Elise didn't notice the survey boat charging toward them. She focused on the old fisherman in the nearby canoe, fighting for his life. Despite his fierce attempt to paddle clear, the narrow wooden craft was quickly being drawn backward toward the cascading torrent. The old man's skinny arms flailed with hard, even strokes, but he was powerless against the gushing force.
"Rondi, can you help him?"
She had to yell over the roar of the falling water. The teen winced, then adjusted the tiller, angling the boat toward the fisherman's path.
Elise slipped the satchel over her neck, then grabbed the side of the canoe and pulled the two boats together. The fisherman nodded thanks-and continued to slap the water on the opposite side with his paddle.
It was a losing battle. Both boats were sliding toward the abyss, now less than a hundred feet away.
Above the din of the waterfall, Elise noticed a new sound: the whine of large engines. The survey boat was charging toward the dam at top speed.
The boat curled around in a wide arc, trailing a blue cable, then slowed as it pulled just in front of them. A tall man with black hair standing at the stern tossed them a line.
"Tie off one of the boats," he yelled. "We'll pull you clear."
The rope landed on the aluminum boat's bow, and the fisherman grabbed it. Rather than tie it to one of the boats, he wrapped it around his waist and jumped into the water.
Elise couldn't believe her eyes. She glanced back and saw the plunging water was less than fifty feet away. The draw of the falls was getting stronger, even as Elise let go of the canoe.
But the survey boat was following their position, its pilot feathering the twin outboards to stay near. On the stern, the tall man furiously pulled on the rope until the fisherman's head bobbed alongside. He yanked the old man from the water and freed him from the line. Gathering the rope together, he again tossed the line toward the boat.
"Tie it off," he shouted.
As the line flew through the air, the aluminum boat pivoted in the accelerating current. The line went high and to the side, but Rondi grabbed for it anyway. "I've got it." He stood and stretched over the side.

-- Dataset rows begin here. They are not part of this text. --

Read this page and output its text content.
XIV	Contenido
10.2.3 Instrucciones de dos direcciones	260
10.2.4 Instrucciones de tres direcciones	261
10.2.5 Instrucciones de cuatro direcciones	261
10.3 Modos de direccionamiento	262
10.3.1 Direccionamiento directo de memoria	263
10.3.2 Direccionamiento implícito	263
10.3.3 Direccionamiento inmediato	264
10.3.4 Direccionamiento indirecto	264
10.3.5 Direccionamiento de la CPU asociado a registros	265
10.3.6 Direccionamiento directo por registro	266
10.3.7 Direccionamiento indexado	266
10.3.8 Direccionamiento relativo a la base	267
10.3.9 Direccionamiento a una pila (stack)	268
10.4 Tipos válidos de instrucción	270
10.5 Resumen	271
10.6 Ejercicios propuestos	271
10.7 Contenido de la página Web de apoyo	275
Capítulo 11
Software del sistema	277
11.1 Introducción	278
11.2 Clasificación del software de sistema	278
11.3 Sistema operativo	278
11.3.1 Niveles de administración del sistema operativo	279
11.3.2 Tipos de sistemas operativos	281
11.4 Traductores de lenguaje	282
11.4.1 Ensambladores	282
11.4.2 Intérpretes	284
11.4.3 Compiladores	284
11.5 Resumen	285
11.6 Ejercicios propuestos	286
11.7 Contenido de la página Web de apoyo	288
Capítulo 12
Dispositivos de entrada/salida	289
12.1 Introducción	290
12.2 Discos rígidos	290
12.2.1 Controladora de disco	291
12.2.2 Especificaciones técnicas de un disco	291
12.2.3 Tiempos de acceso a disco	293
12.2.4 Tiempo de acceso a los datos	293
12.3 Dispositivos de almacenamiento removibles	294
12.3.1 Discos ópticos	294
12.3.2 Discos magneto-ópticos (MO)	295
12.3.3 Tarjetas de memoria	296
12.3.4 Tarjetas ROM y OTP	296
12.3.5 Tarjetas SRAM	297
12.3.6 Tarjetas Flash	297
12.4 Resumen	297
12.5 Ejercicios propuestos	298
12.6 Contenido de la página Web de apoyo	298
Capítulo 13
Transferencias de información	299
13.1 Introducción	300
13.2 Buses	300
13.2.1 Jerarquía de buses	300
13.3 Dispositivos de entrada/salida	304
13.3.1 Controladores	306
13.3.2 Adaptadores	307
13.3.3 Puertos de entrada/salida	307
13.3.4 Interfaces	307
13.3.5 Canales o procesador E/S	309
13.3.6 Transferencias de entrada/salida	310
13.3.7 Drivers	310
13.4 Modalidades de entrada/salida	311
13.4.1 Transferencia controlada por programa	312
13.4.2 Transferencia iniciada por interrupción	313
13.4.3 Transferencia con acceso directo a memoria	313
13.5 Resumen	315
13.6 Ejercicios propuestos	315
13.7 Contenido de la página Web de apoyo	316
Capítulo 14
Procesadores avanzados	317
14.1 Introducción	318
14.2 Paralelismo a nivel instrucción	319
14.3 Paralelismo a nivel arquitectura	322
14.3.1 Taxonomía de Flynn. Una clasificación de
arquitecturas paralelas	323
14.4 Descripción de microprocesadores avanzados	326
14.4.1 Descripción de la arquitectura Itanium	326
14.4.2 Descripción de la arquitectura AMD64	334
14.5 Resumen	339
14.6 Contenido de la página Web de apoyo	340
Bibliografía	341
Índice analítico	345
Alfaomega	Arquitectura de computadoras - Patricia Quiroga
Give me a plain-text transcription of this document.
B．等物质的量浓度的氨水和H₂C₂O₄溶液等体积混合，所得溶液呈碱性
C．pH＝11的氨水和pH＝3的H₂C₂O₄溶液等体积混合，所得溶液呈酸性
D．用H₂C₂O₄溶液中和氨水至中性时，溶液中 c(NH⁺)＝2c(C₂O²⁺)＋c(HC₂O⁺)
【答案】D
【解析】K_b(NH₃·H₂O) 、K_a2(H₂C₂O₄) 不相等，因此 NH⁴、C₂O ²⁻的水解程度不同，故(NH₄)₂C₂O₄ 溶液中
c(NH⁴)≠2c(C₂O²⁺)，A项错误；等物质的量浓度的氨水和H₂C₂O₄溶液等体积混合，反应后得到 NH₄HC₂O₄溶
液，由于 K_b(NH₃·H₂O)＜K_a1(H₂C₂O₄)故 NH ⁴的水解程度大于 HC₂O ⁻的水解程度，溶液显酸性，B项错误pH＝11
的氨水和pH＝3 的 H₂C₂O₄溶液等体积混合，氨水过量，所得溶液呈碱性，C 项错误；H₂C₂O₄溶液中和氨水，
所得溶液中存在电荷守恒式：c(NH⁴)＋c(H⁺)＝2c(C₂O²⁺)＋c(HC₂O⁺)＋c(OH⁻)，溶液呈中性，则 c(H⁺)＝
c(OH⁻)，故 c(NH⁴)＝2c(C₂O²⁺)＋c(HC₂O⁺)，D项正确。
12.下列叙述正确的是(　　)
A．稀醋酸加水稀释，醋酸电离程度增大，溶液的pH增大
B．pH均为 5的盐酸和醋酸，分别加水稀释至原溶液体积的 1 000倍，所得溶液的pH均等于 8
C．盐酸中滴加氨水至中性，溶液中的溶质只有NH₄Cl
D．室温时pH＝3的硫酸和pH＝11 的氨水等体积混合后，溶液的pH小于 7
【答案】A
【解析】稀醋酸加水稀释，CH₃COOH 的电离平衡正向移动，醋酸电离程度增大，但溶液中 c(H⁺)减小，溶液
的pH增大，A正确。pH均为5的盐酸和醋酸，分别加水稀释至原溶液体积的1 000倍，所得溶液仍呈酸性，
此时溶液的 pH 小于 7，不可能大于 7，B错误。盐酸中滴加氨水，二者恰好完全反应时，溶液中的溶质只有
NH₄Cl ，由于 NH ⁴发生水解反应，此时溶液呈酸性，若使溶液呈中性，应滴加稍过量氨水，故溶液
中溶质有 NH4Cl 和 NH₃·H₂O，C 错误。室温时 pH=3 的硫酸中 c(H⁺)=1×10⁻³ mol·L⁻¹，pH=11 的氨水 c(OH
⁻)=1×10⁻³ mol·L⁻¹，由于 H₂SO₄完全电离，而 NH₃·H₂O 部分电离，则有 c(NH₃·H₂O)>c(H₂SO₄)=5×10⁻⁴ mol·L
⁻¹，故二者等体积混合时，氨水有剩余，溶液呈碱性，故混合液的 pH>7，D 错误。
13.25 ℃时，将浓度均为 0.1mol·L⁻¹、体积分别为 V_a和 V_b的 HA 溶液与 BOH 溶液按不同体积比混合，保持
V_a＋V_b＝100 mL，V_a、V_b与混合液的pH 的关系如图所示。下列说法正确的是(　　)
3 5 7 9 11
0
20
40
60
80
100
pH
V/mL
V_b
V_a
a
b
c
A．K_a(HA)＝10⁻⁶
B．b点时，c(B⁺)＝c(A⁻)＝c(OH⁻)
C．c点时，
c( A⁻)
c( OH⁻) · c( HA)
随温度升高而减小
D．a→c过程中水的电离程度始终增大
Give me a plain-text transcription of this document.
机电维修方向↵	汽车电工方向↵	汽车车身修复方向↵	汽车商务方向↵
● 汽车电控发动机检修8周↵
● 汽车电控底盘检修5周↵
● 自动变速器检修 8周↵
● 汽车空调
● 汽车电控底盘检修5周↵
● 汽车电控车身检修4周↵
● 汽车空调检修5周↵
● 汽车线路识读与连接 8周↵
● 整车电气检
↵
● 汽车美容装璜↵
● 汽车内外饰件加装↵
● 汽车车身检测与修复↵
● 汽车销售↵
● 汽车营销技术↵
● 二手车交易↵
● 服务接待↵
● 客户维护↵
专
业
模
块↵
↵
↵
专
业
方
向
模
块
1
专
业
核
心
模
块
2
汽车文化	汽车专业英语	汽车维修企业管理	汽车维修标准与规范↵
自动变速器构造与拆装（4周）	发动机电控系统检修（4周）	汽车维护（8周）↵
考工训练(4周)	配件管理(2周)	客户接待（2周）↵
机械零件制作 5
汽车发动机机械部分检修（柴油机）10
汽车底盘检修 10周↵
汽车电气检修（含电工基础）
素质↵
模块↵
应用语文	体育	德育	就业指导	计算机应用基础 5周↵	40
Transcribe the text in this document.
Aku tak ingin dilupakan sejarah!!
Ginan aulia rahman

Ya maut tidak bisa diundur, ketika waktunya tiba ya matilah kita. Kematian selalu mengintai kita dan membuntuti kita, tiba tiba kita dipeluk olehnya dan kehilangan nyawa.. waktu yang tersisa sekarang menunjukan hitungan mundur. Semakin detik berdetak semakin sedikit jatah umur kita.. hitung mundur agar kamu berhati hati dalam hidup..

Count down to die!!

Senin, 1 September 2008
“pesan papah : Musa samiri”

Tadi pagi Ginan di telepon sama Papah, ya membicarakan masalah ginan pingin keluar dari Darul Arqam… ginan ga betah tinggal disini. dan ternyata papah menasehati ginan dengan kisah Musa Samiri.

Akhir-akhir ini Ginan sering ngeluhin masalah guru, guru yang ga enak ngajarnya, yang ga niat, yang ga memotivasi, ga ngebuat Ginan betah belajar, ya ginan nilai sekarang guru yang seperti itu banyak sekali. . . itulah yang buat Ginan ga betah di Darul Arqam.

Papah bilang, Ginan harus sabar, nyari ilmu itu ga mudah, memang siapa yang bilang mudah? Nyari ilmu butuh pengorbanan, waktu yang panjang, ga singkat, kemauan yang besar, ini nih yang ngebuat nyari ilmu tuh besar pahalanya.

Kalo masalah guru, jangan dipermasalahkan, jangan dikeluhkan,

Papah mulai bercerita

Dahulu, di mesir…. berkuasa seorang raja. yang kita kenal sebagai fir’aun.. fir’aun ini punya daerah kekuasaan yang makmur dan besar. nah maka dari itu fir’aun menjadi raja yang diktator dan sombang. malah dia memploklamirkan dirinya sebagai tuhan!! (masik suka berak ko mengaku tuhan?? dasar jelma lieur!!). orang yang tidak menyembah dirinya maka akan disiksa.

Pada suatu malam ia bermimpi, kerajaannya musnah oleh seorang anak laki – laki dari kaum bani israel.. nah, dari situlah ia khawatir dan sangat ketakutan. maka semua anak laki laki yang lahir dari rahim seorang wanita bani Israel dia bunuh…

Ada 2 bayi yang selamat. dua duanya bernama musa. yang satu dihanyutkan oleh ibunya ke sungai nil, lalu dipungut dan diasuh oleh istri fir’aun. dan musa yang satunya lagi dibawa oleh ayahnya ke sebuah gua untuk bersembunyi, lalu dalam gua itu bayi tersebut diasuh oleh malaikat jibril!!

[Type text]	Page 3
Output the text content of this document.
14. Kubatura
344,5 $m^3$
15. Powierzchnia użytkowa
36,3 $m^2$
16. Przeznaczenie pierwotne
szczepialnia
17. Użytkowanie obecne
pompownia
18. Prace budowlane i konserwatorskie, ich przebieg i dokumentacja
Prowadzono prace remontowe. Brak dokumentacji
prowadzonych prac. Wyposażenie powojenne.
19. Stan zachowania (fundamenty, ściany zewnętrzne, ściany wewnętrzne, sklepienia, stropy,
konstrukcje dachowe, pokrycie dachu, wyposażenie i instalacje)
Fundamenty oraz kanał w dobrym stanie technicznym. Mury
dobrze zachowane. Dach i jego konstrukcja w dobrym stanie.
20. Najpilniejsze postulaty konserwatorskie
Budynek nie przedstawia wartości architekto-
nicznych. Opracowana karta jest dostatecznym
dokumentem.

A few feet ahead of him, Elise attempted a similar move. With both their weights shifted to the starboard rail, the boat dipped to the side, and the top of the gunnel kissed the water.
Elise tried to jump back. It was too late. The water poured in, flooding the interior, capsizing the boat.
Elise instinctively grabbed onto the boat, but it pulled her under as it sank. She let go and flailed to the surface. Gulping for air, she glimpsed Rondi rushing by, clinging to the line. With a flash of terror, she realized it was he who was stationary. She was the one speeding through the water.